Michael Dummett’s theory of pejoratives opens up the logical space for this. Pejoratives (such as racist terms for ethnic groups) should be rejected whether their use is affirmative or negative. Such terms should even be rejected in contexts that are non-assertoric, as in the asking of questions.
Similarly, I claim, we should reject the vocabulary of disease in connection with autism, not because we should deny that autism is a disease, but because we should refuse even to ask the question.
It is a strength of Dummett’s theory that it applies to vocabulary whether or not that vocabulary is insulting, and so explains why vocabulary that applauds piety, machismo, or class loyalty, is no better than vocabulary that deplores racial diversity, effeminacy, or free-thinking. The problem with pejorative vocabulary is not the insult. The problem is that such vocabulary allows normative consequences to be inferred from the wrong descriptive basis.
The vocabulary of disease enables us to infer certain normative consequences on the basis of there being a condition that impairs human flourishing: from the presence of such a condition it allows us to infer that cure-seeking would be appropriate (and perhaps obligatory for those with a duty of care); and it allows us to infer that shortcomings attributable to this condition are mitigated.
The problem is not that cure-seeking and mitigations are inappropriate. They usually aren’t. The problem is, instead, that these normative consequences are bundled together, and are made to be inferable from this particular descriptive basis. The main argumentative burden of my paper is to show that this gives the wrong account of when cure-seeking is appropriate, and the wrong account of why mitigation is.

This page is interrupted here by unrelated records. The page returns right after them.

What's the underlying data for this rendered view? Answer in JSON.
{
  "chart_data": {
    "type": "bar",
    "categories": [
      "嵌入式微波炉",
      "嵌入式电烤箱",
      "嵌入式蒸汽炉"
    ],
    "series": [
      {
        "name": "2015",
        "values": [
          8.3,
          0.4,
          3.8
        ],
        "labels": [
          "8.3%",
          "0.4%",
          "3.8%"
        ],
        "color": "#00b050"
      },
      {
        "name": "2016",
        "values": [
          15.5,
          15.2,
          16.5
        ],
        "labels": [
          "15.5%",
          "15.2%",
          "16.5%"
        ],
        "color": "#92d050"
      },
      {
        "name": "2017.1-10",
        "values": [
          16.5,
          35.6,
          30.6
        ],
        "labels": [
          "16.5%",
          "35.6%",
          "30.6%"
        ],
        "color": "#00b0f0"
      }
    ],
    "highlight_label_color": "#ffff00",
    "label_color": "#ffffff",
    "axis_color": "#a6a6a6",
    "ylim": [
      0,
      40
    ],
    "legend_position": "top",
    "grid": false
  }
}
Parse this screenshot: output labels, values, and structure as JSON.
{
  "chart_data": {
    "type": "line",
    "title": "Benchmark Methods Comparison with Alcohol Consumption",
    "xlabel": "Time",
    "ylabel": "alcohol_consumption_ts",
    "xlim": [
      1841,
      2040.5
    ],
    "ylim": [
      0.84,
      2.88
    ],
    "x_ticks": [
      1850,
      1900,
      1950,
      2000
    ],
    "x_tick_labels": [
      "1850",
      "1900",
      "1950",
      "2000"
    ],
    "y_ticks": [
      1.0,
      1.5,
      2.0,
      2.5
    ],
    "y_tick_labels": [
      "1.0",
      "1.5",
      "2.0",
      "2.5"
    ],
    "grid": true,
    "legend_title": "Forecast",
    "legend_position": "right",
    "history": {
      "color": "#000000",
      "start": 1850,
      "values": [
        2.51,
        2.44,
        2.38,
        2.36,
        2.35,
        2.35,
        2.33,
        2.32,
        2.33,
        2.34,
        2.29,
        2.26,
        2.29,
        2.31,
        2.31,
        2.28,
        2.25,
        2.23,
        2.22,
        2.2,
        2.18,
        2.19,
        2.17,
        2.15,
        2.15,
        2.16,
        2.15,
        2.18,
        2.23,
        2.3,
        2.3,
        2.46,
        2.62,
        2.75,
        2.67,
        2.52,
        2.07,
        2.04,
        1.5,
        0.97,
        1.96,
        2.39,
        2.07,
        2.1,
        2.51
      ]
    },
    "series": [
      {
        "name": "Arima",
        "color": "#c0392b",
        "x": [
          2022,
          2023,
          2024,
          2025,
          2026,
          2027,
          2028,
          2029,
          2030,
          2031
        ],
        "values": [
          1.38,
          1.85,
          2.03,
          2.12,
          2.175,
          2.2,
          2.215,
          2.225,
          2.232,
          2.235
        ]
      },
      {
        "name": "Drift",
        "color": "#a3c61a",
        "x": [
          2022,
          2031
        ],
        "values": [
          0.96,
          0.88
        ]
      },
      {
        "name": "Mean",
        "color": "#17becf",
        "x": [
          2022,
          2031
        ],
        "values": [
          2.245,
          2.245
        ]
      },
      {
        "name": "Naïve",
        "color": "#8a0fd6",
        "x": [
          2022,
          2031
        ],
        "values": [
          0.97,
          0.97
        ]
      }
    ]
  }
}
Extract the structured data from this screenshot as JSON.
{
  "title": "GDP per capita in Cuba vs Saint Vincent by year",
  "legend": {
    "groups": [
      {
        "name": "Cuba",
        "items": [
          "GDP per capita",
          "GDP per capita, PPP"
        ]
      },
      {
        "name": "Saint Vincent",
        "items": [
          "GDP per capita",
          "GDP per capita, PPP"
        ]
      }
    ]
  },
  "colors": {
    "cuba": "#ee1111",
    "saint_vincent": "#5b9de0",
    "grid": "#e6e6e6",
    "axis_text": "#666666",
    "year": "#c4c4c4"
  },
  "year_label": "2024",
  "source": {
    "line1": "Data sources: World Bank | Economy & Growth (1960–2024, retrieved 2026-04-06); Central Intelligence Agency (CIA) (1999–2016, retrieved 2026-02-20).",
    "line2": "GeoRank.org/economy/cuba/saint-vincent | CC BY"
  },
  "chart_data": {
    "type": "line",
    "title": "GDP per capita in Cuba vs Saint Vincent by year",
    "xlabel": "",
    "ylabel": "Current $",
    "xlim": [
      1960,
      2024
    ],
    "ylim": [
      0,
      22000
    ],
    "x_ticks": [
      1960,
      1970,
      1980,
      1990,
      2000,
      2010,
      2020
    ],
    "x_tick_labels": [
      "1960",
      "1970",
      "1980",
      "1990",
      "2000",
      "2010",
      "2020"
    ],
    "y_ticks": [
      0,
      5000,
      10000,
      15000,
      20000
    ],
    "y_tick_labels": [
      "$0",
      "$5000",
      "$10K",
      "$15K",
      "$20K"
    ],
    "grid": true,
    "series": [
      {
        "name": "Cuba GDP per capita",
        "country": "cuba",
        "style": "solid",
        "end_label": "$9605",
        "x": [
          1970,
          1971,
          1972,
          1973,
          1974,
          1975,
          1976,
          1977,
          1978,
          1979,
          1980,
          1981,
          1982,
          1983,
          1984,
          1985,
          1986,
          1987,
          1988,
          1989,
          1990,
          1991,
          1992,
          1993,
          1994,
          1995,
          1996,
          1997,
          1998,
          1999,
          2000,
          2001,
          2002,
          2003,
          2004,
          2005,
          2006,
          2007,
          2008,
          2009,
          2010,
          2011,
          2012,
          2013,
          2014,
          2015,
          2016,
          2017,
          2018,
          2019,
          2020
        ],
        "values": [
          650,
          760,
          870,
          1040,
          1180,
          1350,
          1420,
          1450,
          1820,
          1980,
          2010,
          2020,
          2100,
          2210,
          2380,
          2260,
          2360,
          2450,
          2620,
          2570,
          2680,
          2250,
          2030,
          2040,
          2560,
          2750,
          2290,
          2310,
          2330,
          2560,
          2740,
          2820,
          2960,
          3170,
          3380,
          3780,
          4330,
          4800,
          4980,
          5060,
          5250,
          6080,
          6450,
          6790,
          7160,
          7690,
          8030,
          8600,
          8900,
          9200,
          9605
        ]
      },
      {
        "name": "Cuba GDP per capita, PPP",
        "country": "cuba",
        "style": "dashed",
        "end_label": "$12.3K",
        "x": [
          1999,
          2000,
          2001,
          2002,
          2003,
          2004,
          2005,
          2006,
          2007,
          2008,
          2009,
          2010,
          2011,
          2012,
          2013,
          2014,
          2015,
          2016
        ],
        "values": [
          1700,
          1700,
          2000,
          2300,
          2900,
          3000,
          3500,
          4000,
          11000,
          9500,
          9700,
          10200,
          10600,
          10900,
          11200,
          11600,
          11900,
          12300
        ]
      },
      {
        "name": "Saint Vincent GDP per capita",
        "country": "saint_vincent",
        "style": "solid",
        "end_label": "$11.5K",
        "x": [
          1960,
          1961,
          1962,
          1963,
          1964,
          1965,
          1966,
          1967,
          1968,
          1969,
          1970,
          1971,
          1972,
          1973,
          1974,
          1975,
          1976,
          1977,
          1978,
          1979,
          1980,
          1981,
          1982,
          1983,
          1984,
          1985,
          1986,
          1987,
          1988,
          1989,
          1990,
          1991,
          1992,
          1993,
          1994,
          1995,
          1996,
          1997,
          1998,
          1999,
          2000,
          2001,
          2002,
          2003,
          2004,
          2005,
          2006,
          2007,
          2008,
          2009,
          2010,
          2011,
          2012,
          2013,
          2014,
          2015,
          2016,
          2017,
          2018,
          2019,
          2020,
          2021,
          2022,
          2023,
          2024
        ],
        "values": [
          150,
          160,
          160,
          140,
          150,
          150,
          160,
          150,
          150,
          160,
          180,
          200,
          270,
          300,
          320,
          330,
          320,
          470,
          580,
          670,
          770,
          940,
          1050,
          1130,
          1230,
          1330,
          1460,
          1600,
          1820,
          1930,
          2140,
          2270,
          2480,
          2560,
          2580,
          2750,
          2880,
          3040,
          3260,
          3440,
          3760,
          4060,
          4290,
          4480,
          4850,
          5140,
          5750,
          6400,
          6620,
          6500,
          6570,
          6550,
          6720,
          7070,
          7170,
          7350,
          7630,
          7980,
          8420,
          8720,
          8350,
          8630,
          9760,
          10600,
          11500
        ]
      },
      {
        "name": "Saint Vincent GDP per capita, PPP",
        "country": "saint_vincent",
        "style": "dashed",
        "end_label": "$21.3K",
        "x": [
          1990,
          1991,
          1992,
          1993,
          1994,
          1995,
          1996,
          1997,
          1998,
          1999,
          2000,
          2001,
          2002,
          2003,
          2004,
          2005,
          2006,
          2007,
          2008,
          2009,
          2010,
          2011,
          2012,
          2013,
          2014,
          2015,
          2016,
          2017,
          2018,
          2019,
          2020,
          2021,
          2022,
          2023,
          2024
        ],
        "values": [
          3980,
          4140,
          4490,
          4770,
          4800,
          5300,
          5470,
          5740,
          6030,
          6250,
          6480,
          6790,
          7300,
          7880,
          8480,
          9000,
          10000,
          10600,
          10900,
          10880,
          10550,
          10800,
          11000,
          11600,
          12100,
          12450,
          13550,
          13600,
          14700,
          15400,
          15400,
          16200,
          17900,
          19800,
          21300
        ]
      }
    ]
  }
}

If this is right then we should regard the question of whether autism is a disease in something like the way that we regard the question of whether chastity is becoming to a lady. We don’t want to say that is, nor that it isn’t, and we certainly don’t want to say that it depends which lady is in question.
Because the question embodies a misbegotten set of values, even before we start to answer it, we instead want to reject the whole enquiry. In the question of whether autism is a disease the values are misbegotten in a different way, but again it is the whole enquiry that needs to be rejected, with neither a positive nor a negative answer being given.
Something similar may apply when the disease question is raised in connection with addiction, post-traumatic stress, and reactive depression.